Oroville Area Algal Blooms Status
DWR environmental scientists regularly monitor Lake Oroville, the Thermalito North Forebay, and the Thermalito Afterbay for cyanobacteria (blue-green algae) and their toxins. There are currently no Harmful Algal Bloom (HAB) advisories for Lake Oroville, the Thermalito Forebay, or the Thermalito Afterbay.
Algal blooms continue to be present in the West Branch and the North Fork of Lake Oroville. Lab analysis of water samples from these water bodies continues to find minimal or no amounts of cyanobacteria in the algae. Sampling continues weekly and if elevated levels of cyanobacteria or toxins are found, DWR staff will work with California’s Regional Water Quality Control Board and recreation area managers to notify the public and post advisory signs at the affected waterbody. Non-toxic algal blooms can be irritating or even dangerous to pets and small children. To learn more about HABs, visit the Water Board’s website and DWR’s digital article on the DWR Updates webpage. The public is encouraged to report algal blooms on the HAB reporting webpage.
DWR Water Education Program Educates Youth Online This Summer
Missing Summer Camp? Join DWR’s virtual Summer Camp. DWR Staff will be providing fun activities relating to DWR’s recent Water Wednesday’s videos. The family-friendly programs are designed for kids 10 to 14 but are appropriate for anyone who would like to learn more about California’s water resources. Each video is available on DWR’s YouTube channel and a listing of all the program’s episodes can be found by clicking the Playlists tab. Activity suggestions and information can be found in the video’s comment section as they are added each week.
Current Lake Operations
The elevation of Oroville’s reservoir is about 771 feet and storage is about 1.88 million acre-feet. Daily average inflows to the lake have ranged between 1,248 cfs (cubic feet per second) to 2,621 over the past week. Dry conditions and warm temperatures continue this weekend and into the week of August 3. The Northern Sierra Basin rainfall totals remains below average for the year, at 63 percent of normal.

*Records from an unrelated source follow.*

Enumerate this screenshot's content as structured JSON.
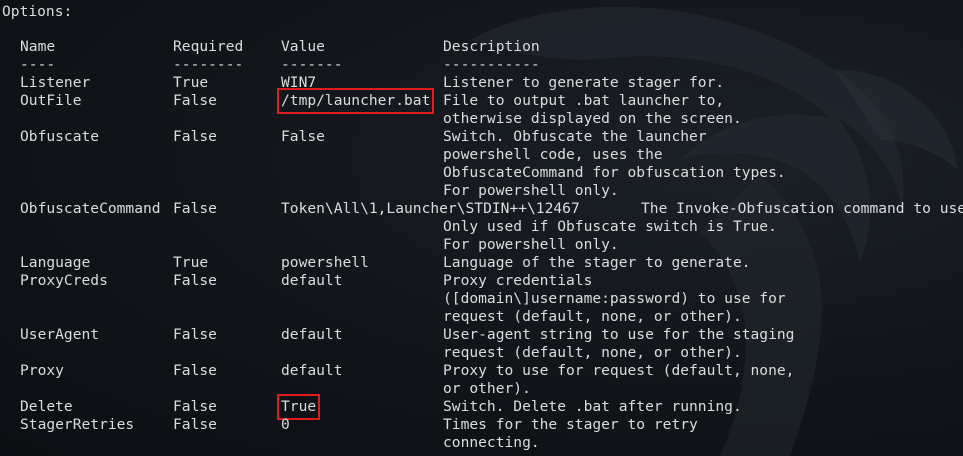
{
  "header": "Options:",
  "columns": {
    "name": "Name",
    "required": "Required",
    "value": "Value",
    "description": "Description",
    "name_rule": "----",
    "required_rule": "--------",
    "value_rule": "-------",
    "description_rule": "-----------"
  },
  "rows": [
    {
      "name": "Listener",
      "required": "True",
      "value": "WIN7",
      "description": [
        "Listener to generate stager for."
      ]
    },
    {
      "name": "OutFile",
      "required": "False",
      "value": "/tmp/launcher.bat",
      "highlighted": true,
      "description": [
        "File to output .bat launcher to,",
        "otherwise displayed on the screen."
      ]
    },
    {
      "name": "Obfuscate",
      "required": "False",
      "value": "False",
      "description": [
        "Switch. Obfuscate the launcher",
        "powershell code, uses the",
        "ObfuscateCommand for obfuscation types.",
        "For powershell only."
      ]
    },
    {
      "name": "ObfuscateCommand",
      "required": "False",
      "value": "Token\\All\\1,Launcher\\STDIN++\\12467",
      "description": [
        "The Invoke-Obfuscation command to use.",
        "Only used if Obfuscate switch is True.",
        "For powershell only."
      ]
    },
    {
      "name": "Language",
      "required": "True",
      "value": "powershell",
      "description": [
        "Language of the stager to generate."
      ]
    },
    {
      "name": "ProxyCreds",
      "required": "False",
      "value": "default",
      "description": [
        "Proxy credentials",
        "([domain\\]username:password) to use for",
        "request (default, none, or other)."
      ]
    },
    {
      "name": "UserAgent",
      "required": "False",
      "value": "default",
      "description": [
        "User-agent string to use for the staging",
        "request (default, none, or other)."
      ]
    },
    {
      "name": "Proxy",
      "required": "False",
      "value": "default",
      "description": [
        "Proxy to use for request (default, none,",
        "or other)."
      ]
    },
    {
      "name": "Delete",
      "required": "False",
      "value": "True",
      "highlighted": true,
      "description": [
        "Switch. Delete .bat after running."
      ]
    },
    {
      "name": "StagerRetries",
      "required": "False",
      "value": "0",
      "description": [
        "Times for the stager to retry",
        "connecting."
      ]
    }
  ],
  "colors": {
    "background": "#0f1318",
    "text": "#dcdcdc",
    "highlight_box": "#e01b1b"
  },
  "background_image": "kali-dragon-watermark"
}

The total releases to Feather River are 2,700 cfs to meet downstream Bay-Delta water quality and flow standards. Flows through the City of Oroville are at 1,550 cfs. Flows from the Thermalito Afterbay Outlet (Outlet) are about 1,150 cfs for a total of 2,700 cfs for the Feather River’s high flow channel downstream of the Outlet. Throughout the week flows through the City of Oroville and the Outlet may fluctuate for fisheries purposes.